Sene 1989, aylardan Eylül’dü. Lisede benden bir dönem sonra okuyan, şimdi başarılı bir öğretmen olup pırıl pırıl gençler yetiştiren bir çocukluk arkadaşım da Gazi Üniversitesi’ni kazanıp Ankara’ya gelmişti.
Anadolu’dan üniversite okumak için büyük kentlere akın eden birçok genç gibi, arkadaşımın önünde de barınma sorunu vardı.

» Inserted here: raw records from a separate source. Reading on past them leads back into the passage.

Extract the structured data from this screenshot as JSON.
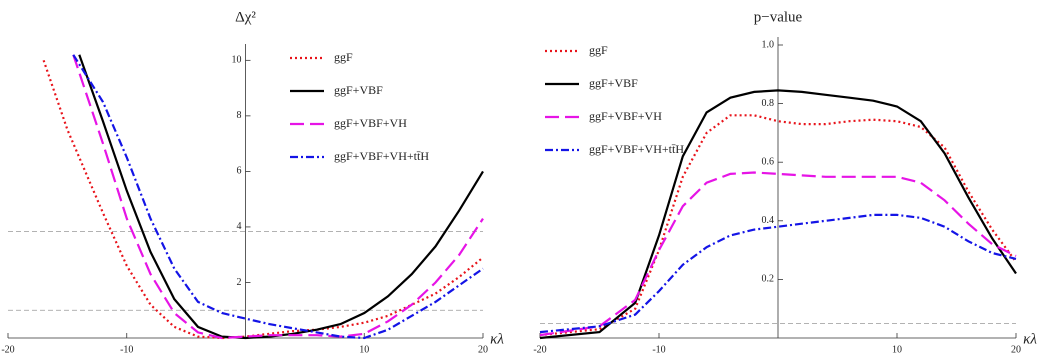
{
  "chart_data": [
    {
      "type": "line",
      "title": "Δχ²",
      "x_label": "κλ",
      "xlim": [
        -20,
        20
      ],
      "ylim": [
        0,
        10.3
      ],
      "xticks": [
        -20,
        -10,
        10,
        20
      ],
      "yticks": [
        2,
        4,
        6,
        8,
        10
      ],
      "hlines": [
        1,
        3.84
      ],
      "series": [
        {
          "name": "ggF",
          "color": "#e8141b",
          "x": [
            -17,
            -15,
            -12,
            -10,
            -8,
            -6,
            -4,
            -2,
            0,
            2,
            4,
            6,
            8,
            10,
            12,
            14,
            16,
            18,
            20
          ],
          "values": [
            10,
            7.5,
            4.5,
            2.6,
            1.2,
            0.4,
            0.05,
            0,
            0.05,
            0.15,
            0.25,
            0.3,
            0.4,
            0.55,
            0.8,
            1.2,
            1.6,
            2.2,
            2.9
          ]
        },
        {
          "name": "ggF+VBF",
          "color": "#000000",
          "x": [
            -14,
            -12,
            -10,
            -8,
            -6,
            -4,
            -2,
            0,
            2,
            4,
            6,
            8,
            10,
            12,
            14,
            16,
            18,
            20
          ],
          "values": [
            10.2,
            7.8,
            5.3,
            3.1,
            1.4,
            0.4,
            0.05,
            0,
            0.05,
            0.15,
            0.3,
            0.5,
            0.9,
            1.5,
            2.3,
            3.3,
            4.6,
            6
          ]
        },
        {
          "name": "ggF+VBF+VH",
          "color": "#e614e6",
          "x": [
            -14.5,
            -12,
            -10,
            -8,
            -6,
            -4,
            -2,
            0,
            2,
            4,
            6,
            8,
            10,
            12,
            14,
            16,
            18,
            20
          ],
          "values": [
            10.2,
            7,
            4.3,
            2.3,
            0.9,
            0.2,
            0,
            0.05,
            0.1,
            0.1,
            0.1,
            0.05,
            0.15,
            0.6,
            1.2,
            2,
            3,
            4.3
          ]
        },
        {
          "name": "ggF+VBF+VH+tt̄H",
          "color": "#1414e6",
          "x": [
            -14.5,
            -12,
            -10,
            -8,
            -6,
            -4,
            -2,
            0,
            2,
            4,
            6,
            8,
            10,
            12,
            14,
            16,
            18,
            20
          ],
          "values": [
            10.2,
            8.5,
            6.5,
            4.3,
            2.5,
            1.3,
            0.9,
            0.7,
            0.5,
            0.35,
            0.2,
            0.05,
            0,
            0.3,
            0.8,
            1.3,
            1.9,
            2.5
          ]
        }
      ]
    },
    {
      "type": "line",
      "title": "p−value",
      "x_label": "κλ",
      "xlim": [
        -20,
        20
      ],
      "ylim": [
        0,
        1.0
      ],
      "xticks": [
        -20,
        -10,
        10,
        20
      ],
      "yticks": [
        0.2,
        0.4,
        0.6,
        0.8,
        {
          "value": 1.0,
          "label": "1.0"
        }
      ],
      "hlines": [
        0.05
      ],
      "series": [
        {
          "name": "ggF",
          "color": "#e8141b",
          "x": [
            -20,
            -15,
            -12,
            -10,
            -8,
            -6,
            -4,
            -2,
            0,
            2,
            4,
            6,
            8,
            10,
            12,
            14,
            16,
            18,
            20
          ],
          "values": [
            0.01,
            0.03,
            0.1,
            0.3,
            0.55,
            0.7,
            0.76,
            0.76,
            0.74,
            0.73,
            0.73,
            0.74,
            0.745,
            0.74,
            0.72,
            0.65,
            0.5,
            0.37,
            0.26
          ]
        },
        {
          "name": "ggF+VBF",
          "color": "#000000",
          "x": [
            -20,
            -15,
            -12,
            -10,
            -8,
            -6,
            -4,
            -2,
            0,
            2,
            4,
            6,
            8,
            10,
            12,
            14,
            16,
            18,
            20
          ],
          "values": [
            0.0,
            0.02,
            0.12,
            0.35,
            0.62,
            0.77,
            0.82,
            0.84,
            0.845,
            0.84,
            0.83,
            0.82,
            0.81,
            0.79,
            0.74,
            0.63,
            0.48,
            0.34,
            0.22
          ]
        },
        {
          "name": "ggF+VBF+VH",
          "color": "#e614e6",
          "x": [
            -20,
            -15,
            -12,
            -10,
            -8,
            -6,
            -4,
            -2,
            0,
            2,
            4,
            6,
            8,
            10,
            12,
            14,
            16,
            18,
            20
          ],
          "values": [
            0.01,
            0.04,
            0.13,
            0.3,
            0.45,
            0.53,
            0.56,
            0.565,
            0.56,
            0.555,
            0.55,
            0.55,
            0.55,
            0.55,
            0.53,
            0.47,
            0.39,
            0.32,
            0.28
          ]
        },
        {
          "name": "ggF+VBF+VH+tt̄H",
          "color": "#1414e6",
          "x": [
            -20,
            -15,
            -12,
            -10,
            -8,
            -6,
            -4,
            -2,
            0,
            2,
            4,
            6,
            8,
            10,
            12,
            14,
            16,
            18,
            20
          ],
          "values": [
            0.02,
            0.04,
            0.08,
            0.16,
            0.25,
            0.31,
            0.35,
            0.37,
            0.38,
            0.39,
            0.4,
            0.41,
            0.42,
            0.42,
            0.41,
            0.38,
            0.33,
            0.29,
            0.27
          ]
        }
      ]
    }
  ]
}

Bir yıl önce geldiğim ve benzer bir sorun yaşadığım için Ankara’yı bir nebze öğrenmiştim ve kalacak bir yer bulabilmesi için destek olmaya çalışıyordum.
“Arkadaşlarımızın öğrenci evlerinde birkaç gün misafir ettirmek”, “kaldığımız yurtlara kaçak olarak sokup, o sırada Ankara dışında bulunan arkadaşlarımızın yataklarını kullanmalarını sağlamak” geçici çözümlerimizdi.
O nedenle Kredi Yurtlar Kurumu’nun yurdu çıkana dek kalıcı bir çözüm bulmak şarttı.
Bu yüzden özel yurtlara bakmaya başladık.